‘Today’s customers are better informed and have more power in the consumer relationship than ever before,’ says James Merchant, chief client officer (CCO) for Crawford & Company’s Australian operations.
‘In a marketplace like the insurance industry where there are no barriers to movement, customer service is an important factor in the choices they make.’
This shift in focus has led to the rise of the customer’s champion in the shape of the CCO.
CHIEF CUSTOMER OFFICER, DESIGN THINKERBased in Atlanta, Georgia, Crawford & Company is the world’s largest publicly listed independent provider of claims management and outsourcing solutions to carriers, brokers and corporates.
It introduced the role of CCO into its global structure in 2016. The following year, the company appointed a CCO specific to the Australian market and Merchant took over in September 2019.
‘I think of a good CCO as a “design thinker” — someone who can apply his or her skill set and mindset in many ways within an organisation,’
‘Wherever you have people, you will find products, services and processes they find frustrating, or goals they are trying to achieve, and these are all opportunities for CCOs to create human-centred solutions.
‘By facilitating closer interaction with the customer and fostering much more effective collaboration, CCOs are helping to support the development of more innovative, relevant products much more closely aligned to the specific and changing needs of the customer.
'This, in turn, helps secure the relationship and reduce the risk of the client turning to another supplier.
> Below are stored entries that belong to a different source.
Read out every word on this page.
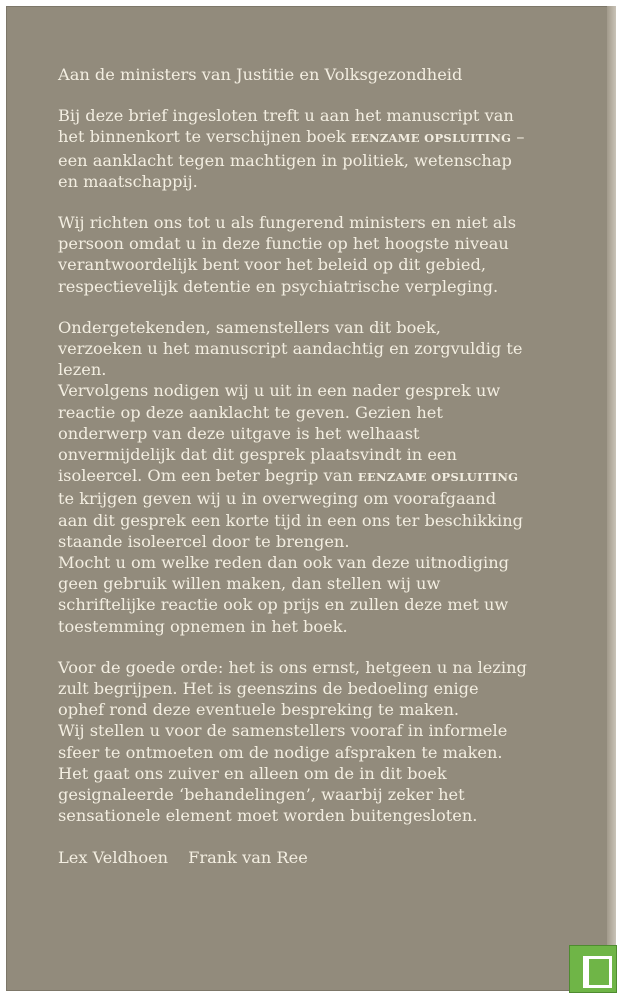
Aan de ministers van Justitie en Volksgezondheid

Bij deze brief ingesloten treft u aan het manuscript van het binnenkort te verschijnen boek EENZAME OPSLUITING – een aanklacht tegen machtigen in politiek, wetenschap en maatschappij.

Wij richten ons tot u als fungerend ministers en niet als persoon omdat u in deze functie op het hoogste niveau verantwoordelijk bent voor het beleid op dit gebied, respectievelijk detentie en psychiatrische verpleging.

Ondergetekenden, samenstellers van dit boek, verzoeken u het manuscript aandachtig en zorgvuldig te lezen.

Vervolgens nodigen wij u uit in een nader gesprek uw reactie op deze aanklacht te geven. Gezien het onderwerp van deze uitgave is het welhaast onvermijdelijk dat dit gesprek plaatsvindt in een isoleercel. Om een beter begrip van EENZAME OPSLUITING te krijgen geven wij u in overweging om voorafgaand aan dit gesprek een korte tijd in een ons ter beschikking staande isoleercel door te brengen.

Mocht u om welke reden dan ook van deze uitnodiging geen gebruik willen maken, dan stellen wij uw schriftelijke reactie ook op prijs en zullen deze met uw toestemming opnemen in het boek.

Voor de goede orde: het is ons ernst, hetgeen u na lezing zult begrijpen. Het is geenszins de bedoeling enige ophef rond deze eventuele bespreking te maken.

Wij stellen u voor de samenstellers vooraf in informele sfeer te ontmoeten om de nodige afspraken te maken. Het gaat ons zuiver en alleen om de in dit boek gesignaleerde ‘behandelingen’, waarbij zeker het sensationele element moet worden buitengesloten.

Lex Veldhoen Frank van Ree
This is where a CCO can have the biggest impact.’
INNOVATION IN RESPONSE TO COVID-19Merchant is well equipped to develop new approaches to customer service.
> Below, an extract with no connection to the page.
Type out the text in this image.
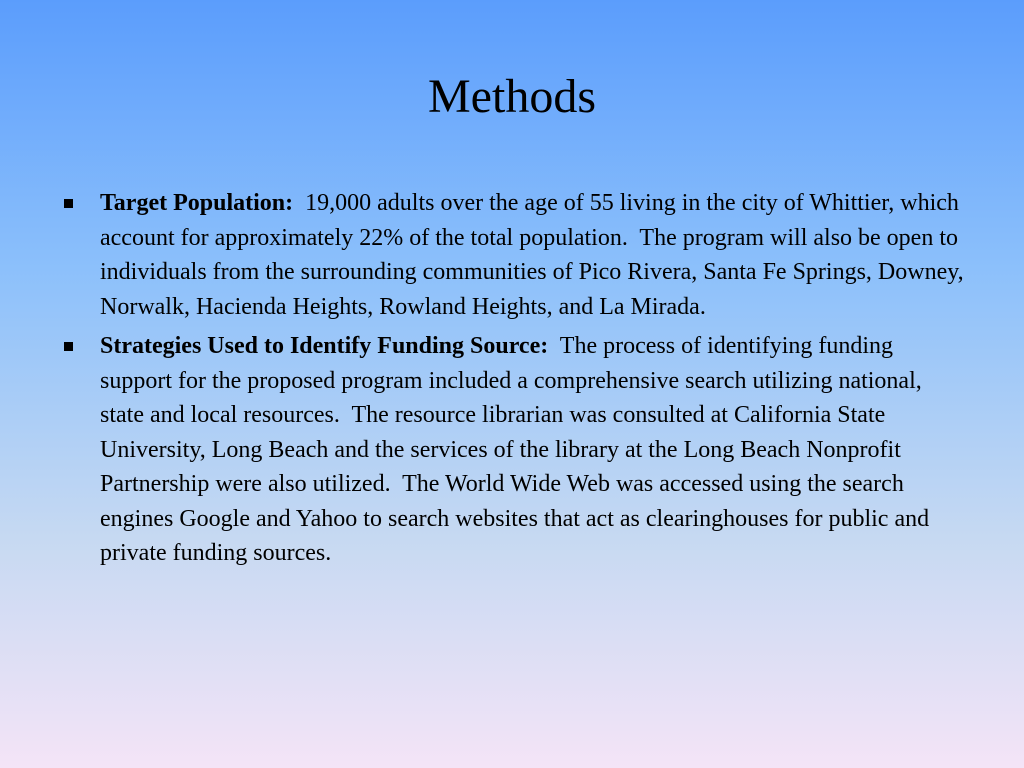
Methods
Target Population:  19,000 adults over the age of 55 living in the city of Whittier, which account for approximately 22% of the total population.  The program will also be open to individuals from the surrounding communities of Pico Rivera, Santa Fe Springs, Downey, Norwalk, Hacienda Heights, Rowland Heights, and La Mirada.
Strategies Used to Identify Funding Source:  The process of identifying funding support for the proposed program included a comprehensive search utilizing national, state and local resources.  The resource librarian was consulted at California State University, Long Beach and the services of the library at the Long Beach Nonprofit Partnership were also utilized.  The World Wide Web was accessed using the search engines Google and Yahoo to search websites that act as clearinghouses for public and private funding sources.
Before joining Crawford, he founded and ran an innovation consulting business, coached design thinking at an innovation college and worked as an innovation manager for CGU.
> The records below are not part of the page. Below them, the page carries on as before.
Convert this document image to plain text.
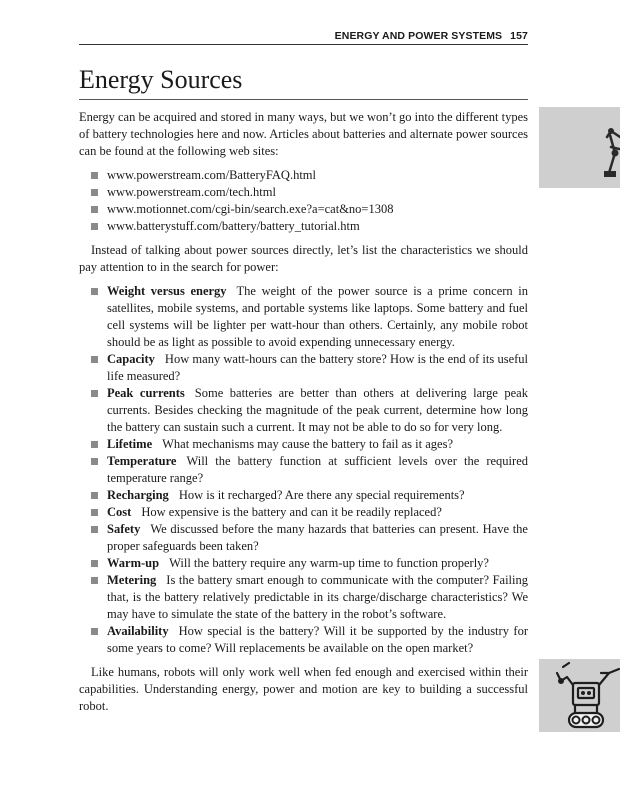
ENERGY AND POWER SYSTEMS 157
Energy Sources

Energy can be acquired and stored in many ways, but we won’t go into the different types of battery technologies here and now. Articles about batteries and alternate power sources can be found at the following web sites:

www.powerstream.com/BatteryFAQ.html
www.powerstream.com/tech.html
www.motionnet.com/cgi-bin/search.exe?a=cat&no=1308
www.batterystuff.com/battery/battery_tutorial.htm

Instead of talking about power sources directly, let’s list the characteristics we should pay attention to in the search for power:

Weight versus energy The weight of the power source is a prime concern in satellites, mobile systems, and portable systems like laptops. Some battery and fuel cell systems will be lighter per watt-hour than others. Certainly, any mobile robot should be as light as possible to avoid expending unnecessary energy.
Capacity How many watt-hours can the battery store? How is the end of its useful life measured?
Peak currents Some batteries are better than others at delivering large peak currents. Besides checking the magnitude of the peak current, determine how long the battery can sustain such a current. It may not be able to do so for very long.
Lifetime What mechanisms may cause the battery to fail as it ages?
Temperature Will the battery function at sufficient levels over the required temperature range?
Recharging How is it recharged? Are there any special requirements?
Cost How expensive is the battery and can it be readily replaced?
Safety We discussed before the many hazards that batteries can present. Have the proper safeguards been taken?
Warm-up Will the battery require any warm-up time to function properly?
Metering Is the battery smart enough to communicate with the computer? Failing that, is the battery relatively predictable in its charge/discharge characteristics? We may have to simulate the state of the battery in the robot’s software.
Availability How special is the battery? Will it be supported by the industry for some years to come? Will replacements be available on the open market?

Like humans, robots will only work well when fed enough and exercised within their capabilities. Understanding energy, power and motion are key to building a successful robot.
But few would have predicted that his creative thinking would be called on to help navigate the challenges of a pandemic on the scale of COVID-19.
‘COVID-19 has certainly been a time of great learning and innovation,’ he says.
‘Adaptability has been key as we moved to maintaining relationships via virtual communication tools such as Skype and Microsoft Teams.
'We’re also using a remote claims management solution with video streaming and a self-service app, which has proven critical to delivering an adjuster-led solution for existing and new claims.
‘I have no doubt that COVID-19 will have an impact on the future, with policyholders, insurers and clients being more open to technology solutions and desktop and remote adjusting.’
Crawford has also created solutions in response to new demands. In Australia, Canada, the United Kingdom and the United States, for example, it has introduced a decontamination service. This is helping organisations that have been exposed to the coronavirus get back to business by cleaning and restoring affected sites.
‘The CCO is a key person in gaining insights about the new needs of clients during the COVID-19 crisis,’ says Merchant. ‘We’re the voice of the business to our clients, and, in turn, we pass client requirements back to the business.
‘My priority has been to use the time to share our innovations with clients, maintain a growth mindset and look for the opportunities that adversity inevitably creates.’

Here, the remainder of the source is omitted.